Simulation-based optimization using agent-based models is typically carried out under the assumption that the gradient describing the sensitivity of the simulation output to the input cannot be evaluated directly. To still apply gradient-based optimization methods, which efficiently steer the optimization towards a local optimum, gradient estimation methods can be employed. However, many simulation runs are needed to obtain accurate estimates if the input dimension is large. Automatic differentiation (AD) is a family of techniques to compute gradients of general programs directly. Here, we explore the use of AD in the context of time-driven agent-based simulations. By substituting common discrete model elements such as conditional branching with smooth approximations, we obtain gradient information across discontinuities in the model logic.
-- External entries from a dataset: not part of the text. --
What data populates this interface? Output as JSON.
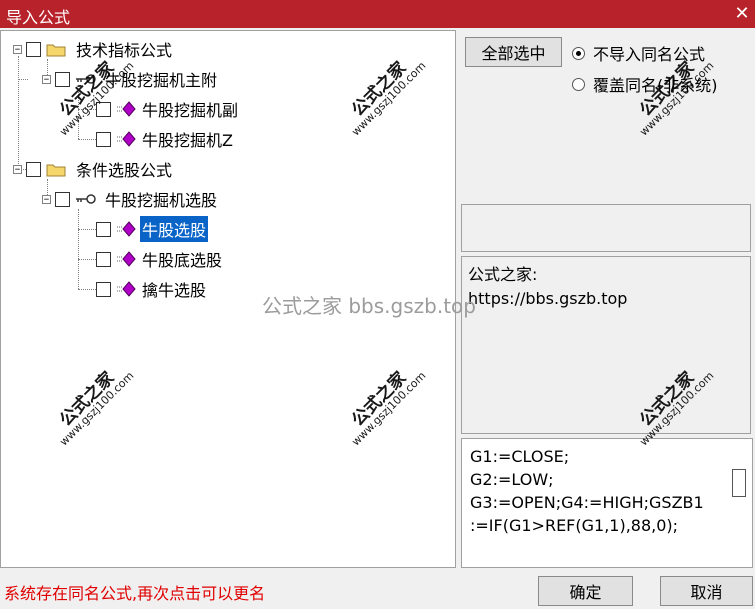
{
  "window": {
    "title": "导入公式",
    "close_glyph": "✕"
  },
  "tree": {
    "groups": [
      {
        "label": "技术指标公式",
        "child": {
          "label": "牛股挖掘机主附",
          "items": [
            "牛股挖掘机副",
            "牛股挖掘机Z"
          ]
        }
      },
      {
        "label": "条件选股公式",
        "child": {
          "label": "牛股挖掘机选股",
          "items": [
            "牛股选股",
            "牛股底选股",
            "擒牛选股"
          ]
        }
      }
    ],
    "selected_item": "牛股选股",
    "expander_glyph": "−"
  },
  "buttons": {
    "select_all": "全部选中",
    "ok": "确定",
    "cancel": "取消"
  },
  "options": {
    "no_import_same_name": "不导入同名公式",
    "overwrite_same_name": "覆盖同名(非系统)",
    "selected": "no_import_same_name"
  },
  "info": {
    "line1": "公式之家:",
    "line2": "https://bbs.gszb.top"
  },
  "code": {
    "lines": [
      "G1:=CLOSE;",
      "G2:=LOW;",
      "G3:=OPEN;G4:=HIGH;GSZB1",
      ":=IF(G1>REF(G1,1),88,0);"
    ]
  },
  "status": "系统存在同名公式,再次点击可以更名",
  "watermarks": {
    "center": "公式之家 bbs.gszb.top",
    "stamp_big": "公式之家",
    "stamp_small": "www.gszj100.com"
  },
  "colors": {
    "titlebar": "#b8222a",
    "selection": "#0a64c8",
    "status_text": "#e00000",
    "gem": "#b000c8"
  }
}
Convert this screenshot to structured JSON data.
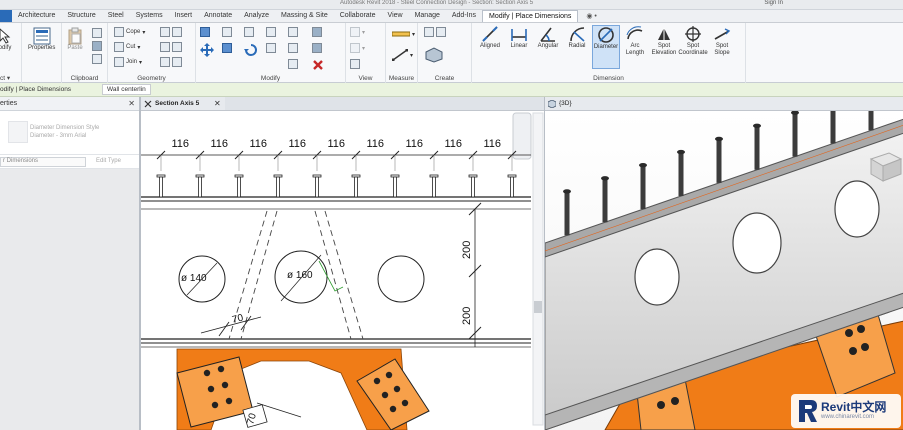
{
  "window": {
    "title": "Autodesk Revit 2018 - Steel Connection Design - Section: Section Axis 5",
    "user": "Sign In"
  },
  "tabs": [
    {
      "label": "",
      "active": false,
      "file": true
    },
    {
      "label": "Architecture"
    },
    {
      "label": "Structure"
    },
    {
      "label": "Steel"
    },
    {
      "label": "Systems"
    },
    {
      "label": "Insert"
    },
    {
      "label": "Annotate"
    },
    {
      "label": "Analyze"
    },
    {
      "label": "Massing & Site"
    },
    {
      "label": "Collaborate"
    },
    {
      "label": "View"
    },
    {
      "label": "Manage"
    },
    {
      "label": "Add-Ins"
    },
    {
      "label": "Modify | Place Dimensions",
      "active": true
    }
  ],
  "tab_extra": "◉ •",
  "ribbon": {
    "panels": {
      "select": "ct ▾",
      "properties": "Properties",
      "clipboard": "Clipboard",
      "geometry": "Geometry",
      "modify": "Modify",
      "view": "View",
      "measure": "Measure",
      "create": "Create",
      "dimension": "Dimension"
    },
    "buttons": {
      "modify": "odify",
      "properties": "Properties",
      "paste": "Paste",
      "cope": "Cope",
      "cut": "Cut",
      "join": "Join"
    },
    "dimension_tools": [
      {
        "label": "Aligned"
      },
      {
        "label": "Linear"
      },
      {
        "label": "Angular"
      },
      {
        "label": "Radial"
      },
      {
        "label": "Diameter",
        "selected": true
      },
      {
        "label": "Arc Length"
      },
      {
        "label": "Spot Elevation"
      },
      {
        "label": "Spot Coordinate"
      },
      {
        "label": "Spot Slope"
      }
    ]
  },
  "context_bar": {
    "label": "odify | Place Dimensions",
    "wall_dropdown": "Wall centerlin"
  },
  "properties": {
    "title": "erties",
    "type_line1": "Diameter Dimension Style",
    "type_line2": "Diameter - 3mm Arial",
    "selector": "r Dimensions",
    "edit_type": "Edit Type"
  },
  "views": {
    "section": {
      "title": "Section Axis 5"
    },
    "threed": {
      "title": "{3D}"
    }
  },
  "drawing": {
    "top_dimensions": [
      "116",
      "116",
      "116",
      "116",
      "116",
      "116",
      "116",
      "116",
      "116"
    ],
    "right_dimensions": [
      "200",
      "200"
    ],
    "hole_labels": [
      "ø 140",
      "ø 160"
    ],
    "plate_dimensions": [
      "70",
      "70"
    ]
  },
  "colors": {
    "accent": "#2a6bb8",
    "steel_plate": "#f07c17",
    "context_bar": "#eaf3df",
    "selected_tool": "#cfe2f7"
  },
  "watermark": {
    "brand": "Revit中文网",
    "url": "www.chinarevit.com"
  }
}
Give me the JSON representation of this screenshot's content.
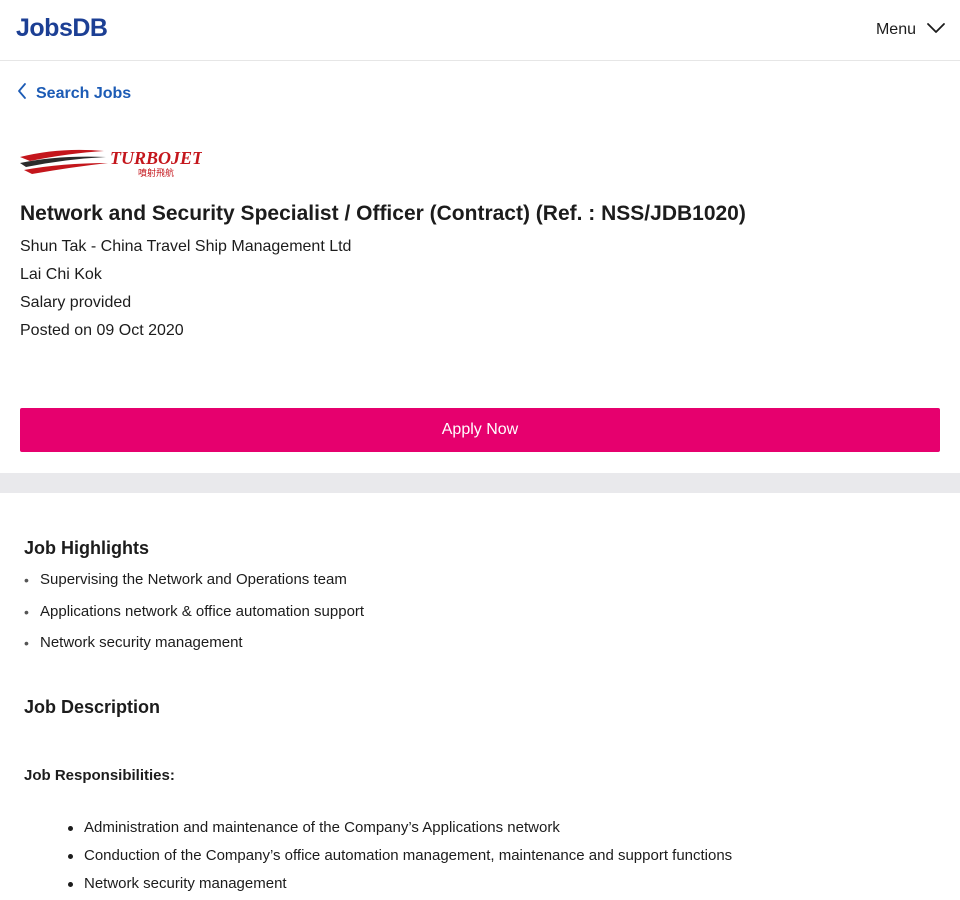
{
  "header": {
    "logo_text": "JobsDB",
    "menu_label": "Menu",
    "menu_icon": "chevron-down-icon",
    "brand_color": "#1c3f94"
  },
  "nav": {
    "back_label": "Search Jobs",
    "back_icon": "chevron-left-icon",
    "link_color": "#1c5bb5"
  },
  "job": {
    "company_logo_text": "TURBOJET",
    "company_logo_chinese": "噴射飛航",
    "title": "Network and Security Specialist / Officer (Contract) (Ref. : NSS/JDB1020)",
    "company": "Shun Tak - China Travel Ship Management Ltd",
    "location": "Lai Chi Kok",
    "salary": "Salary provided",
    "posted": "Posted on 09 Oct 2020"
  },
  "apply": {
    "label": "Apply Now",
    "color": "#e6006e"
  },
  "highlights": {
    "title": "Job Highlights",
    "items": [
      "Supervising the Network and Operations team",
      "Applications network & office automation support",
      "Network security management"
    ]
  },
  "description": {
    "title": "Job Description",
    "responsibilities_heading": "Job Responsibilities:",
    "responsibilities": [
      "Administration and maintenance of the Company’s Applications network",
      "Conduction of the Company’s office automation management, maintenance and support functions",
      "Network security management"
    ]
  }
}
On the example of microscopic traffic models and an epidemics model, we study the fidelity and overhead of the differentiable models, as well as the convergence speed and solution quality achieved by gradient-based optimization compared to gradient-free methods. In traffic signal timing optimization problems with high input dimension, the gradient-based methods exhibit substantially superior performance. Finally, we demonstrate that the approach enables gradient-based training of neural network-controlled simulation entities embedded in the model logic.
基于可微智能体的梯度导向仿真优化
使用基于智能体的模型进行基于仿真的优化通常是在不能直接评估描述仿真输出对输入灵敏度的梯度的假设下进行的。为了使基于梯度的优化方法有效地将优化引向局部最优,可以使用梯度估计方法。然而,如果输入尺寸较大,则需要多次模拟运行才能获得准确的估计。自动微分(AD)是一种直接计算一般程序梯度的技术。在这里,我们探讨了AD在基于时间驱动的智能体模拟中的使用。通过用光滑近似代替条件分支等常见离散模型元素,我们获得了模型逻辑中跨不连续点的梯度信息。以微观交通模型和流行病模型为例,研究了基于梯度优化的可微模型的保真度和开销,以及与无梯度优化相比,基于梯度优化的收敛速度和解质量。在具有高输入维数的交通信号配时优化问题中,基于梯度的方法表现出明显的优越性。最后,我们证明了该方法能够对嵌入在模型逻辑中的神经网络控制的仿真实体进行基于梯度的训练。
本文章由计算机程序翻译,如有差异,请以英文原文为准。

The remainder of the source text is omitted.